Argomenti giurisprudenziali contro l’assoggettamento degli interessi moratori alla disciplina sull’usura
di Fabio Fiorucci, Avvocato Scarica in PDFSecondo parte della giurisprudenza di merito (Trib. Cremona 9.1.2015; Trib. Milano 29.1.2015; Trib. Roma 7.5.2015; Trib. Rimini 6.2.2015; Trib. Vibo Valentia; Trib. Brescia 24.11.2014; Trib. Salerno 27.7.1998; Trib. Macerata 1.6.1999; Trib. Napoli 5.5.2000; Trib. Treviso 12.11.2015), ad escludere l’assoggettamento degli interessi di mora alla normativa antiusura concorrono: a) il rilievo secondo cui gli artt. 1815, comma 2, c.c., e 644, comma 1, c.p., si riferiscono, rispettivamente, agli interessi “convenuti” e “in corrispettivo“, ossia afferenti alla fase fisiologica del rapporto (Trib.
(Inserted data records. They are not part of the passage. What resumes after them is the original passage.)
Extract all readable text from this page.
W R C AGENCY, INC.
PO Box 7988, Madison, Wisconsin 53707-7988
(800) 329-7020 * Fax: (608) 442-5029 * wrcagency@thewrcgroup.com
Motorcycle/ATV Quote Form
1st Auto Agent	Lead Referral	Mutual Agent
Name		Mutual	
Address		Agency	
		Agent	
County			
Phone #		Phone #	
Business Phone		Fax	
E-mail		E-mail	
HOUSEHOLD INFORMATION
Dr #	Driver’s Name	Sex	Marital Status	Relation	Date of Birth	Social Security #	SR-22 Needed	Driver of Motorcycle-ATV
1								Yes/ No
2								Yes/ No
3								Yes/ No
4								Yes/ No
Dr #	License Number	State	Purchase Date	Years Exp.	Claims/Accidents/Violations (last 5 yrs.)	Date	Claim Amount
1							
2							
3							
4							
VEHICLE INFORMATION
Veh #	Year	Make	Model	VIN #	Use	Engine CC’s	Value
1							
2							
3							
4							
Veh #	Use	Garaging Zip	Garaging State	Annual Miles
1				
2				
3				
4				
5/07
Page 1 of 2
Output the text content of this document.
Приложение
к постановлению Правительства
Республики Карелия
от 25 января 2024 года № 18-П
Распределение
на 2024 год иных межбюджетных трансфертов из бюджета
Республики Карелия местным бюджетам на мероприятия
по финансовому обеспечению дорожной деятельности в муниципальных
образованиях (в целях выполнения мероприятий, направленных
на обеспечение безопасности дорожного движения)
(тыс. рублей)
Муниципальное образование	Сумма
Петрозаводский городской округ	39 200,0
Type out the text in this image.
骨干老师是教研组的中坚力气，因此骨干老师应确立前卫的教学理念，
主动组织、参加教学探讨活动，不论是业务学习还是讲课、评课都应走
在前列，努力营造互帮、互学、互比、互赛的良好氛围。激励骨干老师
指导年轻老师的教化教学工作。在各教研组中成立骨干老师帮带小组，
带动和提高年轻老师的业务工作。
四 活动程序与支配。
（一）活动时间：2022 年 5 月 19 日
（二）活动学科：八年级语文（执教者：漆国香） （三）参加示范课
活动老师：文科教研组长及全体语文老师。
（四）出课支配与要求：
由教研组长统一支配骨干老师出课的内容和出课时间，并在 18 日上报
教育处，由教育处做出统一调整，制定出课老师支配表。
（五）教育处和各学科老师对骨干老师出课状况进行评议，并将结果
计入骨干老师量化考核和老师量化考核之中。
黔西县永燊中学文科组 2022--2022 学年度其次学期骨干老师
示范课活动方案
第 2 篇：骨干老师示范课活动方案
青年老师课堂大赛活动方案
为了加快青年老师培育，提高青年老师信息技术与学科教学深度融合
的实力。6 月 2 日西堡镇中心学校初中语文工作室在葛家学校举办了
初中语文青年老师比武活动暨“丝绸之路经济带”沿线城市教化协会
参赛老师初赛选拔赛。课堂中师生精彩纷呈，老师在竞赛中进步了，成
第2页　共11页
Verona 12.9.2015); b) la circostanza che le Istruzioni della Banca d’Italia per il calcolo del tasso effettivo globale medio (TEGM) non contemplano gli interessi di mora (c.d. principio di omogeneità di confronto): la L. 108/1996 esige, infatti, la rilevazione comparata di “operazioni della stessa natura” (la mancanza di uno specifico tasso soglia degli interessi moratori ha indotto parte della giurisprudenza di merito ad escludere la loro assoggettabilità alla disciplina sull’usura: Trib. Varese 26.4.2016 e Trib. Milano 28.4.2016). Tale ultimo profilo (omogeneità di confronto) è stato di recente valorizzato anche dalla Cassazione (Cass. nn. 12965/2016 e 22270/2016); c) la diversa funzione degli interessi moratori – comunque eventuali – aventi natura risarcitoria/sanzionatoria, alternativa rispetto agli interessi corrispettivi, aventi invece natura remunerativa: “gli interessi moratori non remunerano affatto il creditore dell’erogazione del credito, ma lo ristorano per il protrarsi della perdita della disponibilità di somme di denaro che egli non ha accettato, ma che subisce per effetto dell’inadempimento del debitore e per un periodo di tempo non prevedibile” (Trib. Treviso 12.11.2015); d) la circostanza che il c.d. TAEG ‘comunitario’ (cfr. Direttiva 2008/48/CE e Direttiva 2014/17/UE, entrambe recepite dal nostro ordinamento) non contempla gli interessi moratori (credito ai consumatori).
Nella direzione dell’esclusione del tasso di mora dal perimetro di operatività della L. 108/1996 si pone anche un orientamento giurisprudenziale che argomenta tale esclusione alla luce del D.L. 132/2014, convertito in L. 162/2014, che all’art. 17, comma 1, ha novellato l’art. 1284, ult. co., c.c., prevedendo che il saggio degli interessi (di mora), dal momento in cui è proposta la domanda giudiziale, ove non sia pattuito dalle parti, è pari a quello previsto dal D.Lgs. 231/2002 (tasso BCE + 8 punti): c.d. tasso legale di mora nelle transazioni commerciali. Tale tasso, con riferimento a certe categorie di operazioni, quali i mutui, è spesso risultato superiore al tasso-soglia: le parti, dunque, secondo questo indirizzo giurisprudenziale, ben potrebbero oggi pattuire un interesse di mora pari o anche superiore a quello del D.Lgs. 231/2002, quindi superiore al tasso-soglia, e non incorrere in usura, essendo la loro condotta conforme al nuovo dettato dell’art. 1284 c.c. (Trib. Cremona 9.1.2015; Trib. Vibo Valentia 22.7.2015; Trib. Treviso 12.11.2015; Trib. Monza 3.3.2016; Trib. Varese 26.4.2016; Trib. Milano 28.4.2016).
Anche in ambito penale, infine, è rilevato che, in riferimento all’art. 644 c.p., “nulla è detto circa l’interesse moratorio che pertanto, stante il divieto di interpretazione analogica ed il principio di tassatività della norma penale, non può essere ricompreso nel calcoli relativi al superamento o meno del tasso soglia” (Trib. Lecce, GIP, 3.3.2016).